The hottest spot in New York Monday night without question is a well kept secret from all except blues aficionados and the few tourists lucky enough to stumble upon it deep in the underground space of the great 42nd Street jazz/blues/rock/reggae/dance club B.B.King's ( http://www.bbkingblues.com 237 West 42St 997 4144), which is between 7th and 8th Avenue on 42nd, under its cinema awning amid the garish daylit power of the neon extravagance of the Big Apple entertainment mall whose central strip might seem to hold nothing but tawdry tourist attractions and services, from the sparkling Macdonalds housed in an old cinema to the Hard Rock Cafe to skyscraper hotels to the news strip necklacing the central Times Square tower, an area long abandoned by the New York Times to its funfair noise.

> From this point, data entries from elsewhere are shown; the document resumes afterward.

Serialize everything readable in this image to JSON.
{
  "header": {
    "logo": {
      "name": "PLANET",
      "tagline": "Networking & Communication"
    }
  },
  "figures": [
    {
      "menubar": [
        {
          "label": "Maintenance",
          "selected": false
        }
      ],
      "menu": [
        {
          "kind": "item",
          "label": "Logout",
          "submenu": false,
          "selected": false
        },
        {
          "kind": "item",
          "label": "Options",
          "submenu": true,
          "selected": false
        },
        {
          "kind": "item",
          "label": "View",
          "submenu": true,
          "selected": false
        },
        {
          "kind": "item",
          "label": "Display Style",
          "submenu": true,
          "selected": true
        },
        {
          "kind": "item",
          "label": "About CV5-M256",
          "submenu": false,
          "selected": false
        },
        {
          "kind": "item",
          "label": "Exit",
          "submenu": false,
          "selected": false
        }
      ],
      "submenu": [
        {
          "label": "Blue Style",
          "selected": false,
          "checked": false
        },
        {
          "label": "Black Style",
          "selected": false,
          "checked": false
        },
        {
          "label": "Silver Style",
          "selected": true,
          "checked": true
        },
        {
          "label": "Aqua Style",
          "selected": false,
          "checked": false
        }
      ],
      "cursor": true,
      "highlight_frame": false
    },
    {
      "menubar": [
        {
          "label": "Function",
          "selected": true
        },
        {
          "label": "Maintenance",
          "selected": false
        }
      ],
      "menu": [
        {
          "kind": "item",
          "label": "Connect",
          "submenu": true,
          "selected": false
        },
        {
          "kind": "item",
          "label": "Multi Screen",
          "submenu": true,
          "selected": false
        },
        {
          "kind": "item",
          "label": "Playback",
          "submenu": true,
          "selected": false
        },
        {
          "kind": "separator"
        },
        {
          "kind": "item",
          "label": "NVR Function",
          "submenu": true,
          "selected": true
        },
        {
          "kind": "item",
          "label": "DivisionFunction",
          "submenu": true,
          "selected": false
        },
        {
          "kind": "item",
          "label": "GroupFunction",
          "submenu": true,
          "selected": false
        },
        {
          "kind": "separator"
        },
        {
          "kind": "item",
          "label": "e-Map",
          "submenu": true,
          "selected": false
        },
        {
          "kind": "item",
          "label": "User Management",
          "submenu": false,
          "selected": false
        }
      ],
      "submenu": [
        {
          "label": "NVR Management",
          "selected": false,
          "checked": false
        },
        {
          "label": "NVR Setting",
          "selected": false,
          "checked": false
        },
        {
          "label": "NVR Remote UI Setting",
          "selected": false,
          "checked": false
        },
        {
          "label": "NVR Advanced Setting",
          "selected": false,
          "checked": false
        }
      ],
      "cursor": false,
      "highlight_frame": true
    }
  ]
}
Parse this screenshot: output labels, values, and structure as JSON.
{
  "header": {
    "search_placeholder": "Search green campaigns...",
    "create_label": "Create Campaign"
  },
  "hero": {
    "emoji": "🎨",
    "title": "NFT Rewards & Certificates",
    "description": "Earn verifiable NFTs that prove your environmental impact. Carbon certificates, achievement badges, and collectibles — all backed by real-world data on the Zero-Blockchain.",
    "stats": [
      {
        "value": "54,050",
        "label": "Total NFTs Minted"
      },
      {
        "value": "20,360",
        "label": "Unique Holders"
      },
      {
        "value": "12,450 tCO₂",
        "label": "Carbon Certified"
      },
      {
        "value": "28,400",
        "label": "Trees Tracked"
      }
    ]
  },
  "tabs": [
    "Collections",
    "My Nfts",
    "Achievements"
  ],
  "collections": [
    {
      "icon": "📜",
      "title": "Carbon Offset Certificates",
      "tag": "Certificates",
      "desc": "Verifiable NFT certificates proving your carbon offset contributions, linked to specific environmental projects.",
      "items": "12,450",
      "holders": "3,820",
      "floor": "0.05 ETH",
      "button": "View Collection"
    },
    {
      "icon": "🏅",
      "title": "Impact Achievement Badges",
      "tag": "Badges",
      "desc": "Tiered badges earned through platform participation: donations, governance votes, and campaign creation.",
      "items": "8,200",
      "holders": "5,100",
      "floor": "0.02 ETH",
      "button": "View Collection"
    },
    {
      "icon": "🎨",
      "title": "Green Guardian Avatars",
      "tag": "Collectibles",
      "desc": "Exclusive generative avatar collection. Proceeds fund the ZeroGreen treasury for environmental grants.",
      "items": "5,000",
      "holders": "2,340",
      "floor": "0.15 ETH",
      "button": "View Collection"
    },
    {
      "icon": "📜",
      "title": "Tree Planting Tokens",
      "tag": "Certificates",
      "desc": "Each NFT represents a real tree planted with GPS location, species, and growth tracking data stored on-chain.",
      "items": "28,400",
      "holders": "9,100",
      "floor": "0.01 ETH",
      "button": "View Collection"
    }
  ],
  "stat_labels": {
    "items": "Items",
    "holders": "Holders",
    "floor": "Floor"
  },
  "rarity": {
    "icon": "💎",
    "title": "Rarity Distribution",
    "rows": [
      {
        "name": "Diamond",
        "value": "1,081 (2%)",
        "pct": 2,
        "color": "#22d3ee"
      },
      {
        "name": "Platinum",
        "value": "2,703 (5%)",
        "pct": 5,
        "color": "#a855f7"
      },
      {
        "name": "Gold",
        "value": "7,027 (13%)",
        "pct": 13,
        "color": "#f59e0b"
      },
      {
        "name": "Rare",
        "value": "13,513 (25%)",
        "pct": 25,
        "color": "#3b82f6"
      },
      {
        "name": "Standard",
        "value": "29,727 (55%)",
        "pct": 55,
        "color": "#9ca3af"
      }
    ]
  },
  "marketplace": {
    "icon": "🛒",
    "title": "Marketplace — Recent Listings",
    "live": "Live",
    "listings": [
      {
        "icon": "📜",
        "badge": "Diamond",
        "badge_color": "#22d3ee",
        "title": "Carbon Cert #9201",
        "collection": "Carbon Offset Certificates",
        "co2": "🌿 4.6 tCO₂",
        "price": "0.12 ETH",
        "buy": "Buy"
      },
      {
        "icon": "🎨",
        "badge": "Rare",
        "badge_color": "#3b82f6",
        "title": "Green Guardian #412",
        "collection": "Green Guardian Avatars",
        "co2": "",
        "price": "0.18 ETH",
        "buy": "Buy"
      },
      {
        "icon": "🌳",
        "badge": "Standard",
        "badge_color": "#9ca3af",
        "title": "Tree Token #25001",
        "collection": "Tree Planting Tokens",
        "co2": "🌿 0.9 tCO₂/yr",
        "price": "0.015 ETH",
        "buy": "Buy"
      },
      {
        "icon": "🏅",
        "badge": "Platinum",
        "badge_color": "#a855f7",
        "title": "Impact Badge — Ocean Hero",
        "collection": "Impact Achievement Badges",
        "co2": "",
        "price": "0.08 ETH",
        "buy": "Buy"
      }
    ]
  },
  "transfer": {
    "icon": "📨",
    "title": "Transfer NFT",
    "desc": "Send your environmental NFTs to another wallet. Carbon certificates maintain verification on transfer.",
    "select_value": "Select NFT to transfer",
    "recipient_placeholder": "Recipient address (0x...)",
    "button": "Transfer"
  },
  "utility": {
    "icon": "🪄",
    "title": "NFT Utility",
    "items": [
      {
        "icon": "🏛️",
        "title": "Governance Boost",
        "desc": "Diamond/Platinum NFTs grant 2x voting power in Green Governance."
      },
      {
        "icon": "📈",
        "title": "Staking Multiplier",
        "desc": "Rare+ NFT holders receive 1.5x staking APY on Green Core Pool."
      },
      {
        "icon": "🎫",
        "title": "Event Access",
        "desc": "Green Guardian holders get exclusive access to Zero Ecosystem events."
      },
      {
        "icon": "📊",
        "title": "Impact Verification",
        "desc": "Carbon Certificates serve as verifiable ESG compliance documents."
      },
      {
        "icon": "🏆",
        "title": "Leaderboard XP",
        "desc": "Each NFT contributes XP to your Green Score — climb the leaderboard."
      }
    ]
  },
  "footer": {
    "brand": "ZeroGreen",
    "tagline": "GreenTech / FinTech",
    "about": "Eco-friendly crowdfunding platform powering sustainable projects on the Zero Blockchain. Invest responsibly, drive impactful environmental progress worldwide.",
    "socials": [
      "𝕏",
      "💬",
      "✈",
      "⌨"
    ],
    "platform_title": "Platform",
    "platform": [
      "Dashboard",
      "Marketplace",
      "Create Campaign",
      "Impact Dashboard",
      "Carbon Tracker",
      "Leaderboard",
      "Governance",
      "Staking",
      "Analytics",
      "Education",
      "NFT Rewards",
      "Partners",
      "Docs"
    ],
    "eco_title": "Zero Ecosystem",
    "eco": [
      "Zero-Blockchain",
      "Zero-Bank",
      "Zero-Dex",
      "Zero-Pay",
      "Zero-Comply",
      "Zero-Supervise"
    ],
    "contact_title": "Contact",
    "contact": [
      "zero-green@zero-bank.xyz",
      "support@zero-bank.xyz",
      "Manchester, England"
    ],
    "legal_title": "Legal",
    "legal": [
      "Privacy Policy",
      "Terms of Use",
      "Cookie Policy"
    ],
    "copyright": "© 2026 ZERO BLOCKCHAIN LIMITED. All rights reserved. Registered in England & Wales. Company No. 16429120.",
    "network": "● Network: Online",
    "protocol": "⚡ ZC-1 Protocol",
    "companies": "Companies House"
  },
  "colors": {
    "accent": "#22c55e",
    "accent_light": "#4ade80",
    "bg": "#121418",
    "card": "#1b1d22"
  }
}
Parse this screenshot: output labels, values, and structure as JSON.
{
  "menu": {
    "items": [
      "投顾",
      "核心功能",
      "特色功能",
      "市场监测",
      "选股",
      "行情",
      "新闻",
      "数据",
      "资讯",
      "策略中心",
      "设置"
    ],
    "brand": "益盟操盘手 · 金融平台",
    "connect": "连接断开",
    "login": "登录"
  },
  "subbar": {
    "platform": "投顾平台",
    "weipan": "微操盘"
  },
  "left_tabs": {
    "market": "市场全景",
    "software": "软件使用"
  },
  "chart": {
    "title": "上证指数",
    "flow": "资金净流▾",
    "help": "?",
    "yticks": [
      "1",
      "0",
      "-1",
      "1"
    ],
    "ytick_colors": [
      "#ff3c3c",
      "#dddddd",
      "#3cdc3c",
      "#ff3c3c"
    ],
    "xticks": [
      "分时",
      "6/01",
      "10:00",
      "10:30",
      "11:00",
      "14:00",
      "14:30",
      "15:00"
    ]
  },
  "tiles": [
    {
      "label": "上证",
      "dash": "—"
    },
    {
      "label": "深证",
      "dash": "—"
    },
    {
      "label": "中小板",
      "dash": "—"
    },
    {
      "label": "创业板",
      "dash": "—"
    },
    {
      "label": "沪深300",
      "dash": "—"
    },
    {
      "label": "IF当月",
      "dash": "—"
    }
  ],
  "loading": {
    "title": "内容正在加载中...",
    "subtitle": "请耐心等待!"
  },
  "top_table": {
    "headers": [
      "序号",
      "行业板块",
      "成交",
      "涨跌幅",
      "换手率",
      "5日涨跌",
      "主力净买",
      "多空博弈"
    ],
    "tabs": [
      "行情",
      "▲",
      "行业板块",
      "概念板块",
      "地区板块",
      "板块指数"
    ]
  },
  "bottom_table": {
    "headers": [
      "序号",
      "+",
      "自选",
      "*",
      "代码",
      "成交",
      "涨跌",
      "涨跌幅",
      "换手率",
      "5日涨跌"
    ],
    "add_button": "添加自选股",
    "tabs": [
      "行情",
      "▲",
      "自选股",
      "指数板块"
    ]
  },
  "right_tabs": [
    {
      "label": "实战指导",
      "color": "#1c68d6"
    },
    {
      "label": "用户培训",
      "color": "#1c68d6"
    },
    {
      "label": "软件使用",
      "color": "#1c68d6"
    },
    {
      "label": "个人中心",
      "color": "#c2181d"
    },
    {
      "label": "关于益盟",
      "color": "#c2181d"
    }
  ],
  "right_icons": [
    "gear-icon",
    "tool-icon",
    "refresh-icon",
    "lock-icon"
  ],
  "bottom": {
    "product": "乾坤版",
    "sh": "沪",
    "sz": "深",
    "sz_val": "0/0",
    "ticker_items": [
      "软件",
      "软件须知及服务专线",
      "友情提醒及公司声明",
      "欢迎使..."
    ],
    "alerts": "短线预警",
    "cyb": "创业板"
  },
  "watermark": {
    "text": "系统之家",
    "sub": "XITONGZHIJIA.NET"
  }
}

Well, wrong. The blues mountain peak I refer to is the Lucille Grill. Running into bass guitarist and blog virtuoso Amy Madden ( http://www.writerless.blogspot.com) on the crosstown bus on 96th and being apprised that her famous Monday session was going to be in full swing from 8pm to 1am at BBKing's intimate Lucille Grill, I dropped down there are 20 min past eight last night, walking through the surging crowds in Times Square.

Along 42nd Street towards 8th Ave on the north side, and down the BBKing stairs to briefly visit Yellowman performing in the big space post reggae dancehall loud enough to cover a nuclear explosion nearby. But a few steps across the way and down a few more stairs I entered musical pardise, bought a $8 beer and commandeered a ringside seat for what proved to be a blues blast that was still going strong when I left three hours later.

After rolling locomotive blues for two solid hours had warmed the crowd into a slow frenzy the trio was built up in a jam session with more musicians drawn to the late open mike - vibraphonist (Charles Thompson whose miniature silvery notes cut clear thru the drum and guitar roar, a guitarist straight out of the ad featuring the caveman, the great Joe Berger (646 537 1569), a Monday evening regular, and a splendidly round youthful Big Mama belting out the blues with the best of them - all together, a trumpeter too, in the finale which climaxed the evening for me. As an unexpected moment the open mike session was even led off by a young black singer from Rochester, Josh (585 503 8996) 23, singing "Falling in love with you is the best thing that Happened to me", his own tribute to a love lost to death.

But the reliable talent at Lucille on Mondays is the great basic trio - Alan Child's seasoned, generous drumming with Amy Madden's firmly throbbing, always interesting bass form a grounding of endlessly satisfying wrap around propulsion for the great Jon Paris's guitar and harmonica line and riffs, which Paris takes as far out as Jimmy Hendrix if he feels like it, yet never leaves the firm ground of classic blues form far behind. There are few players who can match his feel for and mastery of this classic music, which hand in hand with jazz is the greatest contribution America has made to world culture in the eyes of this Englishman, at least ( http://www.jonparis.com).

And all you have to do to hear this supreme entertaining soul food is to drop into the Lucille Grill any Monday night. No cover, no minimum, beer from $8 and food good enough if you're hungry. And a stage, bar and table layout which is the finest scale and shape for blues listening - and a bit of dancing, if you feel like it, see below - in the city.

The dancers are Josh the singer and Erica, whose favorite drink is a Mabylene (pictured), which at the Lucille bar is Absolut Wild Tea Vodka, St Germain eidenflower liqueur and Rose’s Lime Juice, she said later. Her husband is a guitarist, but she says her older daughter is the one writes very good songs.

Other visitors from faraway were anaesthiologist Augstein Svedahl and neurologist Kanna Svedahl from mid-Northern Norway, who like Erica had stumbled across this little musical paradise more or less by serendipity, ie a basic recommendation to visit BBKing’s, with no special instruction to make it Lucille’s Grill.

But that's the free ticket to look for at BBKing’s, at least on Monday nights. The food is no better than it should be, the Svedahl’s reported, but they agreed with everyone else there that the music is blues heaven.